Saving and loading data

At some point, we either want to load data into R or save a data frame that we have created or modified. Arguably, the best format to store data in tabular form (rows representing observations and columns representing variables) is the CSV (comma-separated variables) format.

CSV files are ideal for Open Data as most software can read them, including generic text editors.

In order to load and save data in CSV format, we can use two functions:

Saving data frames

If we save a data frame using the function write.csv(), we should specify three function arguments:

  • x: the name of the object we want to save (a data frame, but works with matrices, too)
  • file: the directory where we want to save the file plus the file name as a character string
  • row.names: whether we want R to assign row names (default is TRUE, but we want to turn that to FALSE)
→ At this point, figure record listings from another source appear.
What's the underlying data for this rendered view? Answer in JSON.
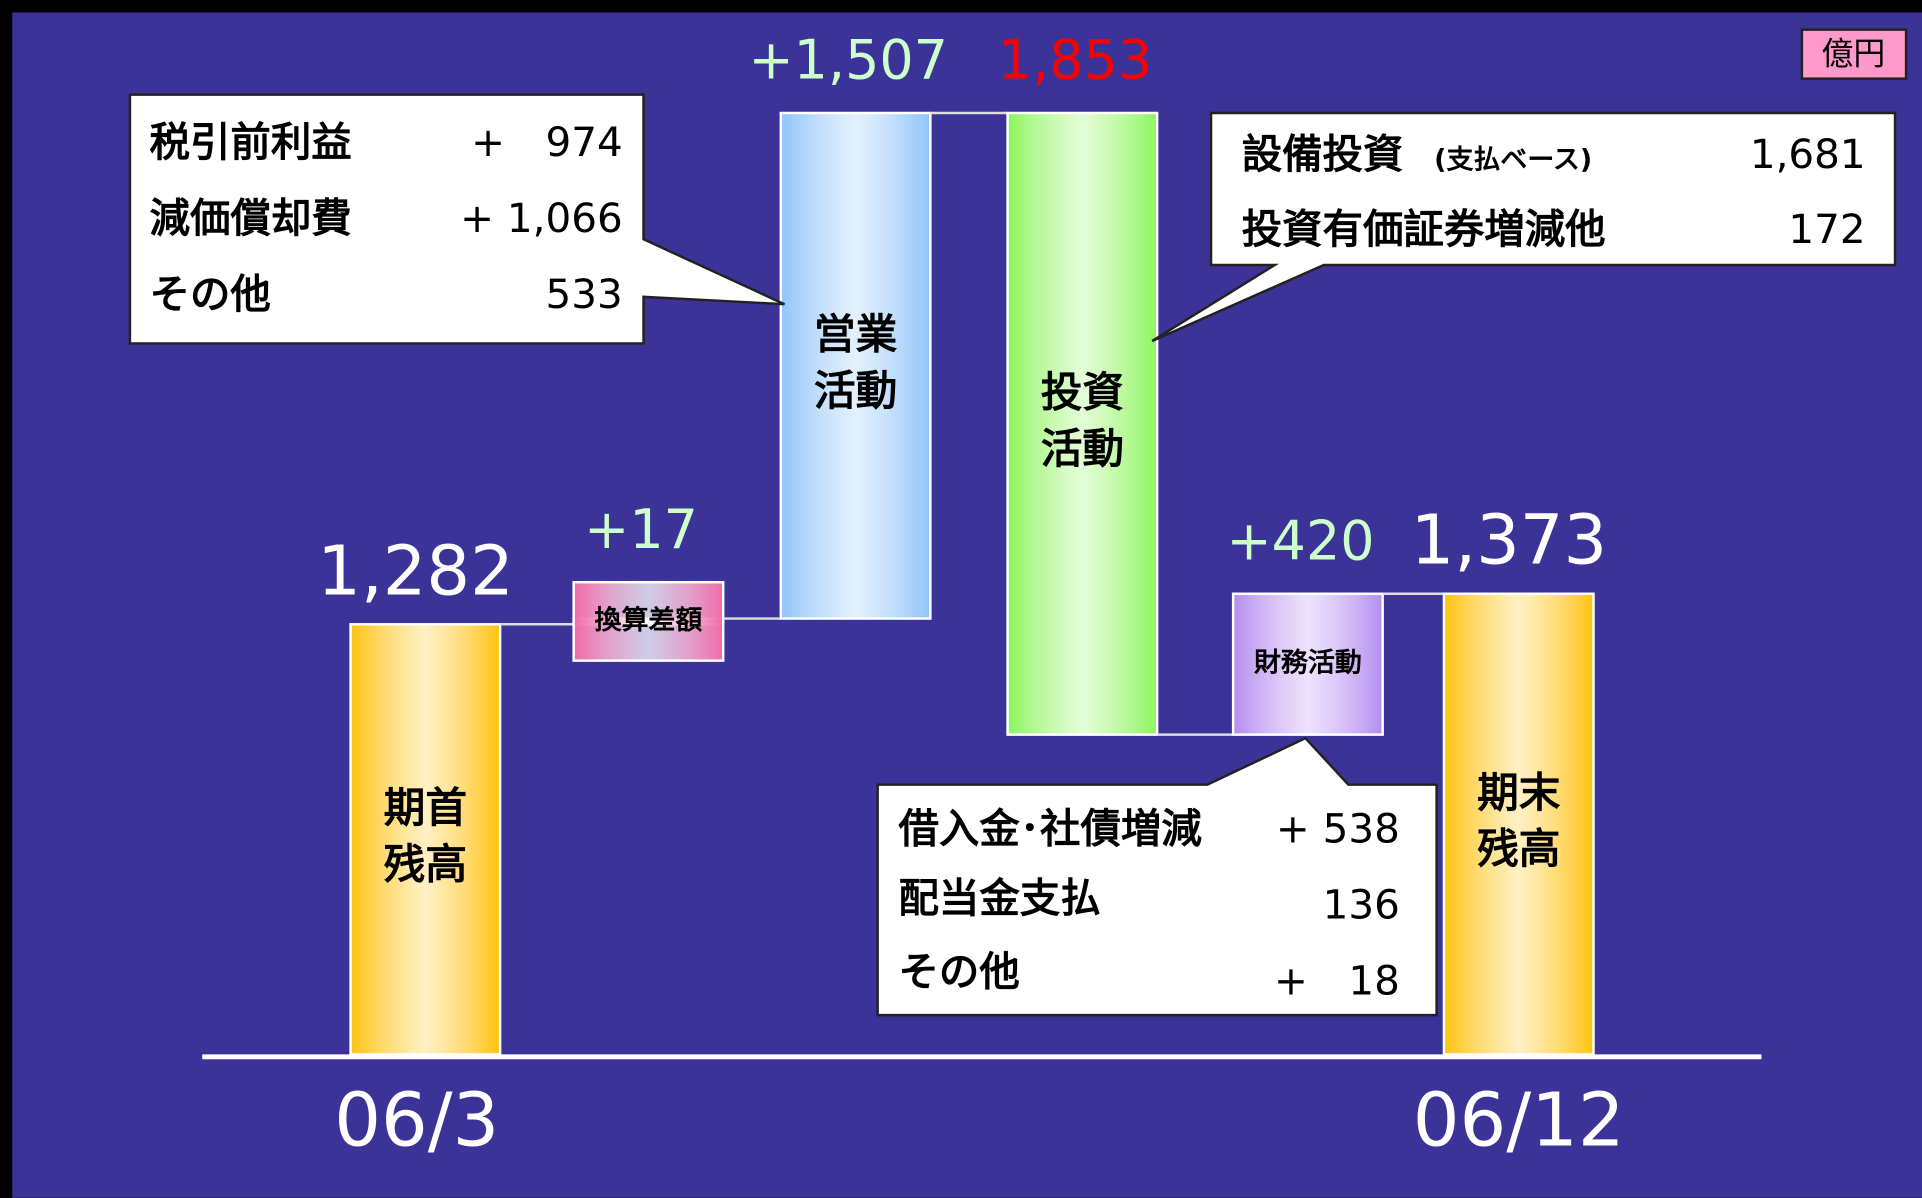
{
  "chart_data": {
    "type": "waterfall",
    "unit": "億円",
    "categories": [
      [
        "期首",
        "残高"
      ],
      [
        "換算差額"
      ],
      [
        "営業",
        "活動"
      ],
      [
        "投資",
        "活動"
      ],
      [
        "財務活動"
      ],
      [
        "期末",
        "残高"
      ]
    ],
    "measure": [
      "absolute",
      "relative",
      "relative",
      "relative",
      "relative",
      "absolute"
    ],
    "values": [
      1282,
      17,
      1507,
      -1853,
      420,
      1373
    ],
    "value_labels": [
      "1,282",
      "+17",
      "+1,507",
      "1,853",
      "+420",
      "1,373"
    ],
    "colors": [
      "#ffc20e",
      "#f06aa8",
      "#8fc4f8",
      "#8cf55c",
      "#b58cf0",
      "#ffc20e"
    ],
    "label_colors": {
      "absolute": "#ffffff",
      "increase": "#ccffcc",
      "decrease": "#ff0000"
    },
    "period_labels": {
      "start": "06/3",
      "end": "06/12"
    },
    "callouts": [
      {
        "rows": [
          [
            "税引前利益",
            "+　974"
          ],
          [
            "減価償却費",
            "+ 1,066"
          ],
          [
            "その他",
            "533"
          ]
        ]
      },
      {
        "rows": [
          [
            "設備投資",
            "1,681"
          ],
          [
            "投資有価証券増減他",
            "172"
          ]
        ],
        "note": "(支払ベース)"
      },
      {
        "rows": [
          [
            "借入金･社債増減",
            "+ 538"
          ],
          [
            "配当金支払",
            "136"
          ],
          [
            "その他",
            "+　18"
          ]
        ]
      }
    ]
  }
}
If we do not specify a directory, R will save the data frame in the current working directory.

We can ask R to tell us the current working directory using the function getwd(). This function is special in that it does not have any function arguments. Here is what the syntax looks like:

# Obtain the current working directory
getwd()

The output in the console will look slightly different for each person due to differences in how their folders are named:

[1] "C:/Users/Thomas/Documents/R stuff"

Here is how the code for saving a data frame could look like.

# save the object called my_data_frame
write.csv(
  x = my_data_frame,
  file = "C:/Users/Thomas/Documents/data.csv",
  row.names = FALSE
)

Provided the directory “C:/Users/Thomas/Documents” already exists on the computer, there will now be a file named “data.csv” in that directory.

Loading data frames

We can load a data frame (or matrix) saved in CSV format using the function read.csv().

We usually need to specify only two function arguments:

  • file: the directory and file name of the CSV file
  • header: a Boolean variable indicating whether the first row of file contains the variable names (default is TRUE)

Important: If we simply call the function, R will display the data frame we loaded in the console. If we want it to appear in the Environment we need to define it as a new object.

Here is what the code would look like if we were to load the data frame saved in the previous example.

# load data
my_data_frame = read.csv(
  file = "C:/Users/Thomas/Documents/data.csv",
  header = T)

Assuming that the requested file exists in the specified directory, the Environment will now show the object called “my_data_frame” in the Environment.